Un lugar de naturaleza intacta que comenzó a atraer a muchos. En 1836, Carl Herlosshon escribió: «Aquí está el país de los contrastes, sublime grandeza y gracia idílica, crueles parajes salvajes y un paisaje animado, un breve sol abrasador y un largo frío invernal. Todos esos contrastes al alcance de la mano».
Así, en la segunda mitad del siglo XIX, cuenta Brunner, los paisajes escandinavos fueron ganando importancia para el turismo europeo. Y gran parte de culpa la tuvo el emperador Guillermo II, que a partir de 1889 partía casi cada verano hacia los fiordos noruegos en su yate Hohenzollern. Aquello creó tendencia entre la opinión pública alemana y el turismo creció al tiempo que lo hacían las infraestructuras.
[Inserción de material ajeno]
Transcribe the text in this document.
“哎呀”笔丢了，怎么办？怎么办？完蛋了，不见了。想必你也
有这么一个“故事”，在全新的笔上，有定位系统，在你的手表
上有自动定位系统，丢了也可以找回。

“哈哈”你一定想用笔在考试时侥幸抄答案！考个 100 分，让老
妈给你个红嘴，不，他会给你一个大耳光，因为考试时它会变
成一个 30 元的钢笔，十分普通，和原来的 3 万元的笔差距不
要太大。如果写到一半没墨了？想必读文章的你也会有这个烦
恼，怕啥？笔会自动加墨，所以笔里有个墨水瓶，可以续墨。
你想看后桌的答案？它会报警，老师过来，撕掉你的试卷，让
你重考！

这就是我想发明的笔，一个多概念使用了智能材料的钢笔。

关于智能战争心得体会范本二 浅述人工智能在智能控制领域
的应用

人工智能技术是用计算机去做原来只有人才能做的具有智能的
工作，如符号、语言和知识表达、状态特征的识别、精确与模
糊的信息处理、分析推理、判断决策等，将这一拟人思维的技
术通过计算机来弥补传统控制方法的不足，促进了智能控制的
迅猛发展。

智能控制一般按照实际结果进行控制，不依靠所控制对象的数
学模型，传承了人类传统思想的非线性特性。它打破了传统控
Comenzó a haber tráfico regular de buques a vapor, el ferrocarril facilitó el acceso hacia regiones más remotas y, además, desde el año 1875 viajar dentro de Europa «se hizo bastante más sencillo, ya que en la mayoría de los países ni siquiera era necesario los pasaportes». En 1879 llegó la primera guía Baedeker de Suecia y Noruega (escrita en inglés y alemán). Y entre las bellezas, destacaba la de los fiordos, convertidos hoy en reclamo ineludible del turismo escandinavo.
En su libro, Brunner cuenta más curiosidades sobre el norte e indaga en esos tópicos que parecen arrastrados desde hace siglos. Porque ya en el año 1660, el hugonote Guillaume de Saluste du Baratas decía que el hombre del norte es bello y feo el del sur. O Montesquieu, que en 1748 defendió que el clima y la mentalidad estaban íntimamente relacionados. «Los pueblos de los países cálidos son temerosos como los viejos, los de los países fríos, temerarios como los jóvenes.
En los países fríos habrá poca sensibilidad para los placeres, será mayor en los países templados y extremada en los países tórridos», aseguraba el pensador francés. Y Kant se sumaba también a la fiesta: «Los habitantes de la zona templada, sobre todos los de la región intermedia, tienen cuerpos más bellos, son más laboriosos, graciosos y moderados en sus pasiones». Hasta los grandes pensadores se dejaban llevar por los tópicos, como puede leerse en este libro que invita a adentrarse en la historia de ese punto cardinal que desde hace siglos ponemos ahí arriba en los mapas.